VOL. 127 | NO. 145 | Thursday, July 26, 2012
Juvenile Court Open to Charter School Proposal
By Bill Dries
Memphis-Shelby County Juvenile Court officials say a charter school proposed by former Memphis Mayor Willie Herenton for juvenile offenders including those accused of the most serious crimes would provide those children with a critical continuity they need.
Juvenile Court chief administrative officer Larry Scroggs said Herenton’s W.E.B DuBois Academy would dovetail with the Hope Academy School that juvenile offenders in custody currently attend for a shorter period of time.
Hope Academy is operated by the Memphis City Schools system. Shelby County Schools operate a similar alternative school.
“When we lose the grip on them is when they go back into their regular school environments,” Scroggs said. “It becomes problematic for them. They obviously in most cases have not done well in those environments. And yet we see their potential demonstrated.”

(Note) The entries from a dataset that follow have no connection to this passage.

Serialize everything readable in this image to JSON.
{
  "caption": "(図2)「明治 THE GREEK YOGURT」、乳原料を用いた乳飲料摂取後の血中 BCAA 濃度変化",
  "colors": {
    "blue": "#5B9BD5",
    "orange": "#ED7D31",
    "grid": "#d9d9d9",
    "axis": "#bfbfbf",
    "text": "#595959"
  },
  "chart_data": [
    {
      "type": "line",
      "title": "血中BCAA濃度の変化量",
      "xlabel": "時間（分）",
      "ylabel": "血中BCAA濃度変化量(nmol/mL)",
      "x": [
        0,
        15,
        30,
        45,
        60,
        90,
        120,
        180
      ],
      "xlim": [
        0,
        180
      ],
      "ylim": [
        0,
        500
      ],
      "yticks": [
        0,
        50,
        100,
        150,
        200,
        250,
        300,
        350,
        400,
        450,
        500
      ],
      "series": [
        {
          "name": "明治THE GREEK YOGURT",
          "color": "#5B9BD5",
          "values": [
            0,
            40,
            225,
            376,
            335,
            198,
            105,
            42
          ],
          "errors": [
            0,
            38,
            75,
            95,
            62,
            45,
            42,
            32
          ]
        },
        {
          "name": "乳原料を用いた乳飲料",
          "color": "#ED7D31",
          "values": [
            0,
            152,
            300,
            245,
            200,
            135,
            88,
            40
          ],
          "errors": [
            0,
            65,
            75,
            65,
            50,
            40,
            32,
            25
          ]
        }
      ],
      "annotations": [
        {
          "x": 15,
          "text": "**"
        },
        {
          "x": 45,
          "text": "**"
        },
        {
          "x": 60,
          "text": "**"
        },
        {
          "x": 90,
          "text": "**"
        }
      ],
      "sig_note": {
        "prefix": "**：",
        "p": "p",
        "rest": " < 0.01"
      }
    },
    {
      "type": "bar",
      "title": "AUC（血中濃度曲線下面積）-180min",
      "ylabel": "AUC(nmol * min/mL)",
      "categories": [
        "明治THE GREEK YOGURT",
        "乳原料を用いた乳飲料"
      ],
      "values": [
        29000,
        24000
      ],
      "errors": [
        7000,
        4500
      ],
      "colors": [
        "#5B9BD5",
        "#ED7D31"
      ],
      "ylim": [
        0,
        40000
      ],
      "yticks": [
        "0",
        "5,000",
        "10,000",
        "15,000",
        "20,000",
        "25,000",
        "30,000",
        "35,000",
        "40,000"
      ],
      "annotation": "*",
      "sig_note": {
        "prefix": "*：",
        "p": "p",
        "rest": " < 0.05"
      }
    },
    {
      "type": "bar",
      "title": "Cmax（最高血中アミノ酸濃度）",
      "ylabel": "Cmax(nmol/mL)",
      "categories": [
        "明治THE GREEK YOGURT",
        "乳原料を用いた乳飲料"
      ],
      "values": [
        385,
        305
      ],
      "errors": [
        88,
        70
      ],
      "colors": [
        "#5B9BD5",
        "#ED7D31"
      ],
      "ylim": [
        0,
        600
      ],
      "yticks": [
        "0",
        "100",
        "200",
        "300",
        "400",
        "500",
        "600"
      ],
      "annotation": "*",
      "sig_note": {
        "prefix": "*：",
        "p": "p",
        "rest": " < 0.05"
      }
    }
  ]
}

Herenton has proposed and state officials have approved his plan for a charter school with a very regimented structure that would include not only academics but counseling on behavior and discipline as well as for mental health problems. State officials approved the charter school application on appeal. It and numerous other charter school applications were rejected by the countywide school board on the grounds they would pose a financial hardship on both local public school systems.
Tennessee Treasurer David Lillard rejected the specific claim of financial hardship.
Herenton has since said the delay has made it unlikely he could get his charter schools up and running for the next school year that begins Aug. 6.
Scroggs indicated the court is working with Herenton on a plan that would be for the 2013-2014 school year at the earliest. The school would fall under the Tennessee Charter Schools Act.
“His idea, which I think is really good, is the kids that would go there would stay there,” Scroggs said of a school that parents would have to consent to keep their children in. “They would be there for the duration – their high school career. That’s the beauty of it.”
With Hope Academy, juvenile offenders could be in the more disciplined and regimented environment for as little as two weeks or as long as a semester under the terms of their detention.
“Our problem is in our community these kids sometimes go to two different schools in one school year,” Scroggs said.
Dan Michael, Juvenile Court chief magistrate, said the results in just a short amount of time with Hope Academy have been transformative even among the most serious offenders in custody.
“They just blossom,” Michael said. “It’s amazing.”
Scroggs talked for the first time about the Herenton proposal after speaking Tuesday, July 24, to the Memphis Rotary Club about the 102-year history of the court.